Abstieg des SC Freiburg Sie werden wiederkommen
Roman Bürki war nicht der einzige Freiburger Spieler, dem die Tränen herunterliefen, als er sich bei den mitgereisten Fans für deren Unterstützung bedankte. "Einer wie Nils Petersen, der erst seit ein paar Monaten bei uns ist, sitzt weinend in der Kabine", sagte Christian Streich, der so lange beredt Auskunft über Gegenwart und Zukunft des Vereins gab, bis ihn ein Journalist fragte, wie er es schaffe, so gefasst zu wirken.
"Trauer und Fassungslosigkeit kommen nicht sofort", antwortete Freiburgs Trainer. "Das wird in den nächsten Wochen kommen, wenn du noch mal alles durchgehst." Die Fassungslosigkeit kam dann doch deutlich früher.
Zuvor hatte Streich zum achten Mal die nach eigenem Bekunden gleiche "abstruse" Frage beantworten müssen: Ob er auch in der zweiten Liga SC-Trainer bleiben werde? "Ich habe einen Vertrag unterschrieben und dem Verein sehr viel zu verdanken." Natürlich werde er also bei dem Verein bleiben, bei dem er seit 20 Jahren als Trainer arbeitet.
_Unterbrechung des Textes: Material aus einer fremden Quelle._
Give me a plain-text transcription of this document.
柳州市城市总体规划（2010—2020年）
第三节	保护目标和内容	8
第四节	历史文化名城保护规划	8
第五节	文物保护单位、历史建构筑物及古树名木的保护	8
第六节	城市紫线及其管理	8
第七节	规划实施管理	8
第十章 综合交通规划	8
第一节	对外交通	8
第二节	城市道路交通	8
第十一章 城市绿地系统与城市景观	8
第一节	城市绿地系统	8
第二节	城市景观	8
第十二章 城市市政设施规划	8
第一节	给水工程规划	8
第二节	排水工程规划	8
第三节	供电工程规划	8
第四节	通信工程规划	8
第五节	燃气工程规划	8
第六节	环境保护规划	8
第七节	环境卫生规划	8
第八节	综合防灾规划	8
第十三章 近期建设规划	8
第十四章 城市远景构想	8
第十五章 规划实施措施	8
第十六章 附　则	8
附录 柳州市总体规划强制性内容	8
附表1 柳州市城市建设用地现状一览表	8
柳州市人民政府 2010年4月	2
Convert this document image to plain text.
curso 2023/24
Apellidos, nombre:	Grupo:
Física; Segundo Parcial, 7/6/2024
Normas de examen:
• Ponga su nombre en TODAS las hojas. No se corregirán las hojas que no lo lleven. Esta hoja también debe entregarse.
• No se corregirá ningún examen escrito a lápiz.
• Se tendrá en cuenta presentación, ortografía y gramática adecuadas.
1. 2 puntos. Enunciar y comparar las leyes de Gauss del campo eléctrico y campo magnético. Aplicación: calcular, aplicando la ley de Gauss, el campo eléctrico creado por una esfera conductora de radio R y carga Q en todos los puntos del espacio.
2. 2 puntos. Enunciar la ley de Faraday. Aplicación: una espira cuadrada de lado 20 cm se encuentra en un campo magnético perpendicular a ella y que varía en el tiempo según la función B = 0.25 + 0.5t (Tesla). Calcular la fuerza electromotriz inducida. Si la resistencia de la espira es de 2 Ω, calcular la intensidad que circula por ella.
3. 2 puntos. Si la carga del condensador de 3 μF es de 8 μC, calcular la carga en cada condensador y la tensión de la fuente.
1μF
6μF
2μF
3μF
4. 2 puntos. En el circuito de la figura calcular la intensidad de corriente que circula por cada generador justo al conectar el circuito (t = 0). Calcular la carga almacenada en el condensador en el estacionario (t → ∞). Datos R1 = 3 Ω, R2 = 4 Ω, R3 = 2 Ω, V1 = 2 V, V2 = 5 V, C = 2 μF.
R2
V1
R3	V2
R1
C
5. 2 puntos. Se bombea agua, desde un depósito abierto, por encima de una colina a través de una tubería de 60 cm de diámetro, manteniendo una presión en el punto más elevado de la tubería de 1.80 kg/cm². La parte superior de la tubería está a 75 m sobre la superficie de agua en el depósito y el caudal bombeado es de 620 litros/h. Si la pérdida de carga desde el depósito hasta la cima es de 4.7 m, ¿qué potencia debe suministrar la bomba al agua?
Genau wie die beiden Sportdirektoren Jochen Saier und Klemens Hartenbach und wie Präsident Fritz Keller.
Wenn der Sportclub eine Gewissheit hat, die auch diese Saison nicht ins Wanken geriet, dann ist es die, dass personelle Kontinuität sich auszahlt - wenn die richtigen Leute an der richtigen Stelle sind.

Dabei ist es aus Freiburger Sicht geradezu unfassbar bitter, dass der Sportclub nach der 1:2-Niederlage bei Hannover 96 nun in der nächsten Saison wieder gegen Bochum und Leipzig statt gegen die Bayern ran muss - dieser Abstieg ist ungerechter als die bisherigen drei der Vereinsgeschichte.
- Weil selbst die Konkurrenz aus Hannover den Badenern noch mal attestierte, dass sie nicht zu den schlechtesten drei Teams der Liga zählten.
- Weil Mannschaften wie Hertha BSC oder der HSV mit ihren Riesenetats spielerisch so oft so schwach waren, dass Millionen Fußballinteressierte den Eindruck hatten, dass das auch mal Konsequenzen haben müsste.
- Und weil es dennoch genau diese Hamburger waren, die mit dem FC Schalke 04 ausgerechnet das Team am letzten Spieltag serviert bekamen, dem man derzeit am wenigsten zutraut, so etwas wie Eigenmotivation zu entwickeln.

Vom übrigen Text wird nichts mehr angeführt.